Chess is a complex game. One grandmaster said that it is too complicated for any single mind to comprehend completely, which is true, but the human race has made reasonable stab at it. Thousands of books have been written about the game, and an inexhaustible list of strategies have been developed.
I have been thinking about chess skill. I wonder if anyone has tried to study all the components of chess skill? On personal reflection, I think that chess skill can be broken into four parts:
1. Vision. This is something I developed at the age of 14, when I realized I could see all the all the moves available on the board at the same time. Chess vision is the ability to see things instantly that others would have to think about.
2. Pattern recognition. This is similar vision, except that chess can create many complex patterns. Through experience and study, skilled players have developed the ability to recognize these patterns in their games, sometimes almost instantly.
3. Knowledge. Many complicated strategies have been worked out about chess, and players have to memorize some of them to compete seriously. I have spent a great deal of time committing chess strategies to memory.

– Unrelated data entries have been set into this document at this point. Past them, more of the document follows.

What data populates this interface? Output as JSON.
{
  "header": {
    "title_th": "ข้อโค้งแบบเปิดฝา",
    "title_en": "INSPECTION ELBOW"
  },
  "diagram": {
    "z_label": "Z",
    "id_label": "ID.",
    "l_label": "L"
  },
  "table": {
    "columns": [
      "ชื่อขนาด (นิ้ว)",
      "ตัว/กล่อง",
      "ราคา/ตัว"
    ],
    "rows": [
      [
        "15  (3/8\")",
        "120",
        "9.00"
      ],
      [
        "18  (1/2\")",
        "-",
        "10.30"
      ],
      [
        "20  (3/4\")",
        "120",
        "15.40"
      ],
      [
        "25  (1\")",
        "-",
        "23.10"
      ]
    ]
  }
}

4. Understanding. This is by far the most important. There are areas of the game that I understand so well that they require almost no thought or effort on my part. I can play these positions with ease. There are other areas of the the game where I feel completely ignorant. For example, sometimes I get into positions that make me uncomfortable because I don't understand them very well.
The reason why understanding is so important is because the more we understand something, the easier it is to learn. This worked really well for me on my computer studies, because the concepts came easy for me, so it didn't take much effort to learn them.
I think many players try to learn things in chess without fully understanding them. At times I have been guilty of this. It can be difficult because chess is a hard to comprehend game. There are many different areas in chess, each of which can be separate field of knowledge.
So to be a good student at chess, one needs either good coaches or good books that explain the concepts well, and the student needs to make sure that he really understands what it is that he is learning. The same thing could probably be said about any field of study.